Rund 17 Millionen Menschen essen bundesweit täglich in den Einrichtungen der  Gemeinschaftsverpflegung. Bundeslandwirtschaftsminister Cem Özdemir sieht hier ein „Riesenpotential, Jung und Alt mit gesundem, nahrhaftem und nachhaltigem Essen zu versorgen“. Mit dem neuen Bio-Label sollen die Einrichtungen zukünftig freiwillig, einfach und überprüfbar ihren Bio-Anteil kennzeichnen können. Nach dem Verordnungsentwurf kann ein Unternehmen bei einem geldwerten Bio-Anteil von 20 bis 49 Prozent am Gesamtwareneinkaufs mit dem Bio-Logo in Bronze werben, bei einem Bio-Anteil von 50 bis 89 Prozent mit Silber und bei einem Bio-Anteil von 90 bis 100 Prozent mit Gold. Die neue Verordnung erlaubt zudem, dass Unternehmen unkompliziert Bio-Zutaten auf den Speisekarten kennzeichnen und damit werben können.

„In Restaurants und Kantinen gilt schon jetzt: Wo Bio draufsteht, ist auch Bio drin. Bislang wurden die Bio-Zutaten eines Gerichtes gekennzeichnet. Mit dem neuen Siegel können Küchen und Betriebe nun auch ausweisen, wie viel Bio sie insgesamt verwenden“, erklärt Peter Röhrig, geschäftsführender Vorstand vom Bund Ökologische Lebensmittelwirtschaft (BÖLW). In Deutschland wird der Anteil von Bio in der AHV auf aktuell nur auf etwa zwei Prozent geschätzt. Ein Blick nach Dänemark zeigt, dass es auch anders geht. Die dänische Hauptstadt Kopenhagen hat ihr Ziel, in öffentlichen Küchen 90 Prozent Bio-Zutaten einzusetzen, nach Angaben des dänischen Fachverbandes für Land- und Ernährungswirtschaft bereits erreicht.

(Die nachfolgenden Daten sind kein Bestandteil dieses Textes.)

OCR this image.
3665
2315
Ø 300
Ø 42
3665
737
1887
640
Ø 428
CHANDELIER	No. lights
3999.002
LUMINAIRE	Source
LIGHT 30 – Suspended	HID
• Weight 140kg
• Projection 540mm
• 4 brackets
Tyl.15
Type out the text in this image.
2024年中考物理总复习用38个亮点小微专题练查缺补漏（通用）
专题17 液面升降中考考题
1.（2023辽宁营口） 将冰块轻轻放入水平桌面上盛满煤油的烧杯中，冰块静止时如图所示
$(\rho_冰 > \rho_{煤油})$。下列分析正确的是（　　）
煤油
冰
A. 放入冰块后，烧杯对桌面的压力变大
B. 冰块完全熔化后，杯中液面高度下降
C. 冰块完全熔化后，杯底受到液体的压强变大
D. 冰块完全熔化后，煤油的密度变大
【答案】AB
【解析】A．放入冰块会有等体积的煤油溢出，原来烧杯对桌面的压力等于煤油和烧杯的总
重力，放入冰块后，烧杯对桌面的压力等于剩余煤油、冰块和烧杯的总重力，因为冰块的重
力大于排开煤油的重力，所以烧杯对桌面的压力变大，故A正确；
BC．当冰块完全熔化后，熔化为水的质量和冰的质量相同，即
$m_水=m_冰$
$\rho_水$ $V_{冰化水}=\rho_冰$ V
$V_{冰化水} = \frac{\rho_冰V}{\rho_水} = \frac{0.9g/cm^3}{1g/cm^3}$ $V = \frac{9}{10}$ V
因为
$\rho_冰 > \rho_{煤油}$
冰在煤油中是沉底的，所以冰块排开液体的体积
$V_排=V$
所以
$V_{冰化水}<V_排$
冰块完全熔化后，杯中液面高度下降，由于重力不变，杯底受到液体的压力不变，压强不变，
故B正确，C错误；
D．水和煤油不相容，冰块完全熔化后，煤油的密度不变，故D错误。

Auch hierzulande gibt es Vorreiter. So arbeitet die Kantine Zukunft in Berlin seit 2019 daran, die Qualität der Mahlzeiten mit Beratung und Weiterbildung von Küchenteams zu steigern und auf Bio umzustellen. In einer sechsmonatigen „Kantinen-Werkstatt“ wurden seitdem viele Teams bei der Umstellung der Speisepläne auf mindestens 60 Prozent Bio begleitet, Einkäufe analysiert und optimiert, Potenziale aufgezeigt und gemeinsam gekocht.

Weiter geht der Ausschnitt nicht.